Fiche technique
Film japonais
Date de sortie (en France…) : 23 août 2006
Titre original : Kaze no tani no Naushika
Genre : fable écolo
Durée : 1h56
Scénario : Hayao Miyazaki
Image : Hideshi Kyonen
Musique : Joe Hisaishi
Synopsis : sur une Terre ravagée par la folie des hommes durant les sept jours de feu, une poignée d'humains a survécu. Menacée par une forêt toxique qui ne cesse de prendre de l'ampleur, cette poignée de survivants attend le salut de la princesse Nausicaä, capable de communiquer avec tous les êtres vivants. (allocine)

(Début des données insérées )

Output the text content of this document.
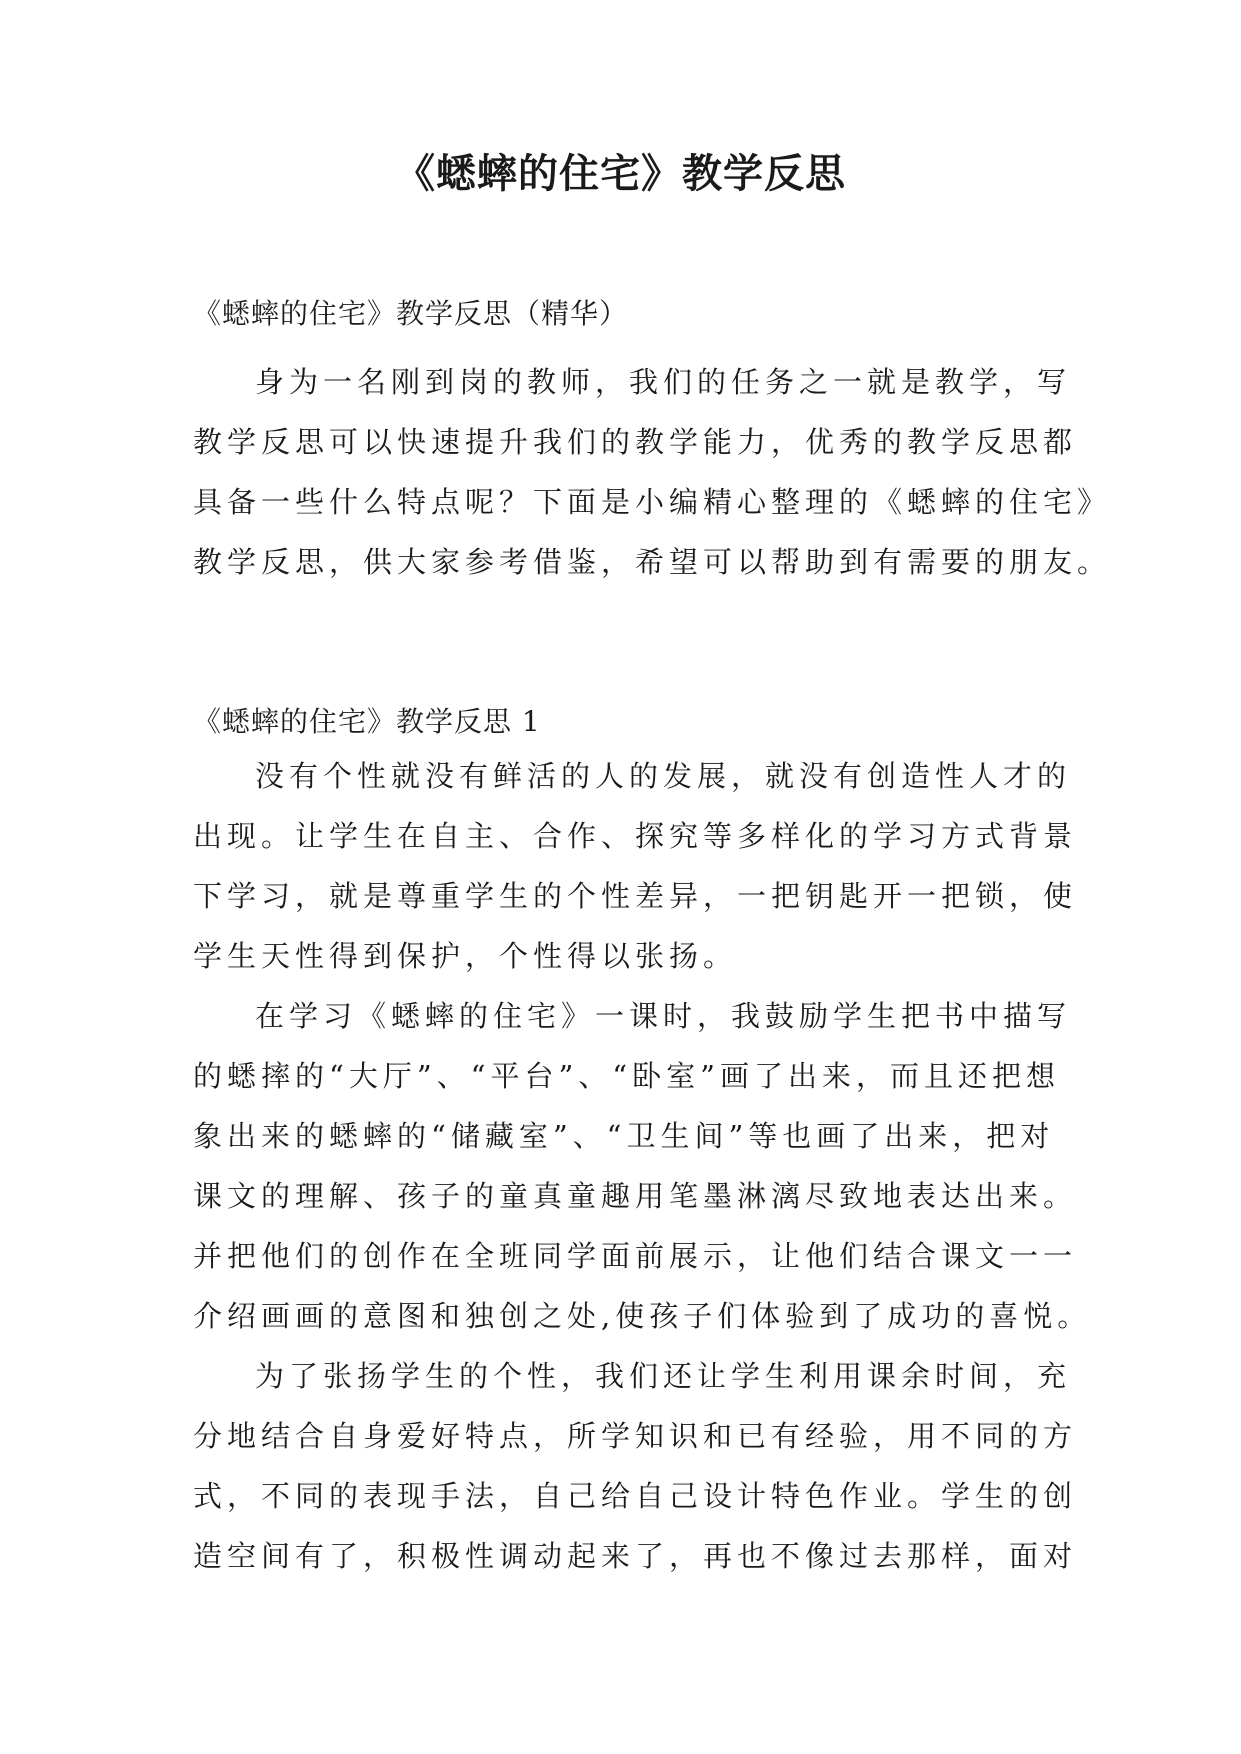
《蟋蟀的住宅》教学反思
《蟋蟀的住宅》教学反思（精华）
身为一名刚到岗的教师，我们的任务之一就是教学，写
教学反思可以快速提升我们的教学能力，优秀的教学反思都
具备一些什么特点呢？下面是小编精心整理的《蟋蟀的住宅》
教学反思，供大家参考借鉴，希望可以帮助到有需要的朋友。
《蟋蟀的住宅》教学反思 1
没有个性就没有鲜活的人的发展，就没有创造性人才的
出现。让学生在自主、合作、探究等多样化的学习方式背景
下学习，就是尊重学生的个性差异，一把钥匙开一把锁，使
学生天性得到保护，个性得以张扬。
在学习《蟋蟀的住宅》一课时，我鼓励学生把书中描写
的蟋摔的“大厅”、“平台”、“卧室”画了出来，而且还把想
象出来的蟋蟀的“储藏室”、“卫生间”等也画了出来，把对
课文的理解、孩子的童真童趣用笔墨淋漓尽致地表达出来。
并把他们的创作在全班同学面前展示，让他们结合课文一一
介绍画画的意图和独创之处,使孩子们体验到了成功的喜悦。
为了张扬学生的个性，我们还让学生利用课余时间，充
分地结合自身爱好特点，所学知识和已有经验，用不同的方
式，不同的表现手法，自己给自己设计特色作业。学生的创
造空间有了，积极性调动起来了，再也不像过去那样，面对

Mon avis : les insectes sont nos amis, il faut les aimer aussi
Vivre en paix et en harmonie avec la nature, le message diffusée par Hayao Miyasaki dans ses films d’animation était déjà présent dans sa première œuvre, Nausicaä de la vallée du vent. Un film qui a mis vingt ans à parvenir sur nos écran français, à la faveur d’une alliance avec les studios Disney. Déjà les thèmes de la nature, de la guerre et de l’avenir de l’humanité sont présents, comme ils le seront à l’avenir, en particulier dans Princesse Mononoke.
S’attachant dès ses débuts des collaborateurs fidèles comme Joe Hisaishi ou Yasuyoshi Tokuma, livre avec un film riche et puissant, plus sombre que ses futures œuvres. Nausicaä (prononcez « Naochka ») est la princesse de la vallée du vent. Dans un monde quasi apocalyptique, elle seule a le pouvoir de comprendre la nature. Alors que plusieurs clans vont s’affronter pour la survie du genre humain, elle va tout faire pour essayer de faire comprendre aux humains qu’ils ne peuvent pas vivre sans la forêt toxique qu’ils redoutent tellement.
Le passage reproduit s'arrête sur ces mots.